Poker Flat adds Redstone antenna
July 31, 2013
By Ned Rozell
In preparation for the launch of a complex aurora penetrating rocket early next year, NASA engineers and technicians are installing a nine-meter antenna at Poker Flat Research Range that had a former life on the deck of a Navy ship.
Chuck Grant is a systems engineer with NASA Wallops Flight Facility in Virginia. His job is to make sure the dish as tall as a house is installed properly at the research range, about 30 miles north of Fairbanks. The telemetry-receiving antenna performed in the past on the USNS Redstone and in the Utah desert at the Army's Dugway Proving Ground.

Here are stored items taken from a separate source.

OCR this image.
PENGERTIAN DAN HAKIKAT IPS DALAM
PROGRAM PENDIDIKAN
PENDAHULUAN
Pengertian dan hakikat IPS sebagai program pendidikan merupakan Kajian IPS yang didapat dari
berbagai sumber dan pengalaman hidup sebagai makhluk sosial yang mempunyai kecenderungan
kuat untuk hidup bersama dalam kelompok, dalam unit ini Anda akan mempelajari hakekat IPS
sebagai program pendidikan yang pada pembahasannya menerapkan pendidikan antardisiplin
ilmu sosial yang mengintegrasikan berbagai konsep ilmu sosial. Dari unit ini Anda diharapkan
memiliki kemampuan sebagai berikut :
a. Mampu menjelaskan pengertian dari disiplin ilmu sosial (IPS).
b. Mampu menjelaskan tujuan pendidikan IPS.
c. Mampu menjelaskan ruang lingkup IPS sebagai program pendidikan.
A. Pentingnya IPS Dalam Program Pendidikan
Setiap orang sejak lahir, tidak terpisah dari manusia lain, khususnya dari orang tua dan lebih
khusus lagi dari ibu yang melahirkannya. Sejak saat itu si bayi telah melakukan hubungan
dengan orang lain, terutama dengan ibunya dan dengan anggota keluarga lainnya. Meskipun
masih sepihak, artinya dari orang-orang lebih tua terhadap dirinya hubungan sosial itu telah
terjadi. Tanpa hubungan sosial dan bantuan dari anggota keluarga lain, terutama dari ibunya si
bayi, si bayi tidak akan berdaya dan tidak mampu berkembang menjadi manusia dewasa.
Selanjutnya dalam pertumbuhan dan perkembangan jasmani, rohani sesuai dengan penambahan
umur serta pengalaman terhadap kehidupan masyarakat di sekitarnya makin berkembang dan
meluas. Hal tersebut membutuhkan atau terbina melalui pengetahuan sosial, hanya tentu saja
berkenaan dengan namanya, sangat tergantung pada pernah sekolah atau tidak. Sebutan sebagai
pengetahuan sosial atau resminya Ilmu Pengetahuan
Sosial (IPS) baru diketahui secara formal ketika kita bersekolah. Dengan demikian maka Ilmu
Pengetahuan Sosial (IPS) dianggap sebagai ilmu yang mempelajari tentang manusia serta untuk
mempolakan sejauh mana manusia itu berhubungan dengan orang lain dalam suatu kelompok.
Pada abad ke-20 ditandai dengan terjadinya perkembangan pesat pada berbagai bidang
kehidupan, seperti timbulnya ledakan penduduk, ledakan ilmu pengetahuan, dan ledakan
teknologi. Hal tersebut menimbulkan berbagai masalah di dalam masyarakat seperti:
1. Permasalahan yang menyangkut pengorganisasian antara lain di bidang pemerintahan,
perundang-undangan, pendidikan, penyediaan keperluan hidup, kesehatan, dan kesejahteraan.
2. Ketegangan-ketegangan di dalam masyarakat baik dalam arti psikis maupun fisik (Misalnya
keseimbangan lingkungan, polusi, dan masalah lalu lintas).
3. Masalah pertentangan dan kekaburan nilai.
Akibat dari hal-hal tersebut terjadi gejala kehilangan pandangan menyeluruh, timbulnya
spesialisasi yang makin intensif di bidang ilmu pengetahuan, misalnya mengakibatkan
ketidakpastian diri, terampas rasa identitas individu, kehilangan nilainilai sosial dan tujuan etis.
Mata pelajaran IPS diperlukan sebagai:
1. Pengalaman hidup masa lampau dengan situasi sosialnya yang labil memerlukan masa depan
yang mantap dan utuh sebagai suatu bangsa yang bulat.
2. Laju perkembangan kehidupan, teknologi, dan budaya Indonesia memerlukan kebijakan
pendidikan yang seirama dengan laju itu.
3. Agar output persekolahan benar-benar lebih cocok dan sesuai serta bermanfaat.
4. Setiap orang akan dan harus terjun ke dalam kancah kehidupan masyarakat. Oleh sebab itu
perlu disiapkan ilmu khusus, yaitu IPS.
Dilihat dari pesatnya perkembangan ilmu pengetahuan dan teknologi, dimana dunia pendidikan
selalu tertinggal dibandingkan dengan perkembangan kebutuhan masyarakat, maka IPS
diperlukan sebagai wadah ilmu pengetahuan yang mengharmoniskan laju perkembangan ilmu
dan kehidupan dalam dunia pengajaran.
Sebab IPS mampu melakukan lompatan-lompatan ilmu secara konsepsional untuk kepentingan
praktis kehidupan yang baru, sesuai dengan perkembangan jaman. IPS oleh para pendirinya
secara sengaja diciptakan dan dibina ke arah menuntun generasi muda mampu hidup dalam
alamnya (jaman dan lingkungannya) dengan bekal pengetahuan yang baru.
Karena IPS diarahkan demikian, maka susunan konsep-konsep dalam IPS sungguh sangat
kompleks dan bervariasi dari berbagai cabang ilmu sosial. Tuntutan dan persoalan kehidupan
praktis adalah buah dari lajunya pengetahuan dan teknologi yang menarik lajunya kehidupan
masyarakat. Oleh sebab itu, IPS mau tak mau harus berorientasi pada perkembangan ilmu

On a blue-sky summer morning, Grant gave a tour of the standing antenna near its base of fresh concrete. Aurora scientists will use the antenna next winter to track a moving rocket and receive the hundreds of radio-frequency messages it sends back during its arc from Poker Flat through the aurora zone more than 350 miles over our heads.
"This rocket has seven pieces to track," Grant said. "We'll have six antennas, including this one, tracking those seven pieces. We get one chance to get as much information as we can, so we use as many antennas as possible to give scientists the data they need."
In the flight time of less than 20 minutes, the rocket will send back real-time information on the properties of the aurora scientists are measuring along with how the rocket is working, where it is, and dozens of other variables. Charles Swenson of Utah State University is the head of the rocket mission, to be launched from Poker Flat in late January or early February 2014. It is one of two sounding-rocket campaigns scheduled for Poker Flat next year.
"This mission accelerated the installation schedule," said Grant, who came to Alaska June 24 and expects to be here through September, by which time the antenna will be ready to track rockets.
The new-to-Poker-Flat nine-meter antenna is now the second former USNS Redstone antenna on the hilltop at Poker Flat. Grant, who flies to faraway places such as Sweden, Australia and the Marshall Islands to support NASA's Sounding Rocket program, has a history with this one. In the 1990s, he helped with its installation at the Dugway Proving Ground.
"In Utah, I put this in," Grant said. "I took it out of Utah. It's an old friend."